Salt verilere bakıldığında 2011 yılından bu yana kayıtlara geçen kadın cinayeti sayılarının arttığı söylenebilir. Ancak bu veriyi yanlı okumak, yanıltıcı sonuçlara varmaya neden oluyor. Türkiye’de kadın hakları mücadelesinin ve İstanbul Sözleşmesi gibi bağlayıcı metinlerin de varlığıyla, ev içi şiddetin daha görünür olduğu, konu etrafında güçlü bir kamuoyu oluştuğu vaki. Cinayet vakalarındaki artışın ardındaki politik ve sosyolojik nedenleri de dikkate almadan, bir sözleşmenin imzalanması ile sayılardaki artış arasında nedensellik kurmak, gerçekçi bir çıkarım olmaktan uzak. Sözleşmenin ve korumayı hedeflediği değerlerin içselleştirilemediği, öngörülen mekanizmaların hayata geçirilemediği, taraf devletlere yüklenen pozitif yükümlülüklerin yerine getirilmediği bir senaryoda, kadına yönelik artan şiddetin sorumlusu olarak sözleşmeyi göstermek doğru bir yaklaşım olmaz. 

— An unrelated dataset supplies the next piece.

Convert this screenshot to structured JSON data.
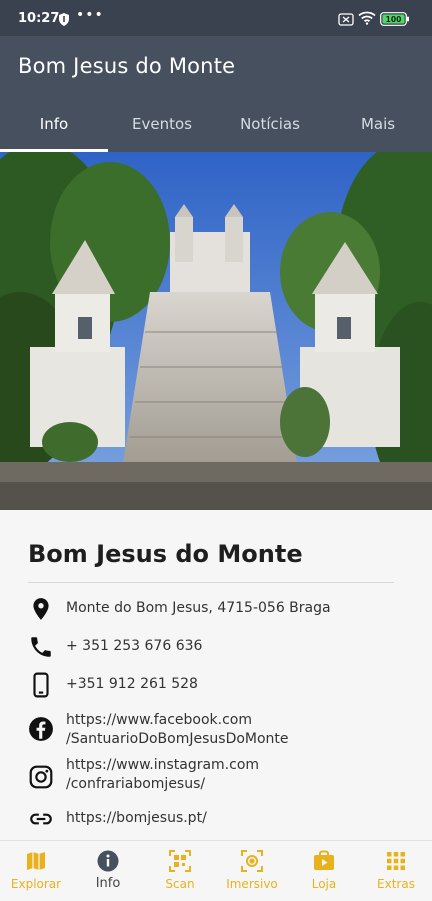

Sözleşme “dış güçler” tarafından mı hazırlanıp Türkiye’ye dayatıldı?

Sözleşmeyi imzalayıp onaylayan ilk ülke olan Türkiye, sözleşme metninin hazırlanmasında ve 11 Mayıs 2011’de imzaya açılmasında etkin rol oynadı. Sözleşmenin imzalandığı dönemde Avrupa Konseyi’nde Türkiye’den iki isim vardı. Avrupa Konseyi Dönem Başkanlığını Ahmet Davutoğlu üstlenirken, Avrupa Konseyi Parlamenterler Meclisi Başkanlığına ise dönemin AK Parti milletvekili Mevlüt Çavuşoğlu seçildi. Avrupa Konseyi Parlamenter Meclisi’nin Kadın ve Erkek Fırsat Eşitliği Komisyonu Başkanlığında Gülsün Bilgehan yer alırken, sözleşmeyi kaleme alan sekiz kişilik komitede de Türk akademisyen Feride Acar vardı. Sözleşme 24 Kasım 2011’de TBMM’de oybirliği ile kabul edildi ve Türkiye, İstanbul Sözleşmesi'ni onaylayan ilk ülke oldu.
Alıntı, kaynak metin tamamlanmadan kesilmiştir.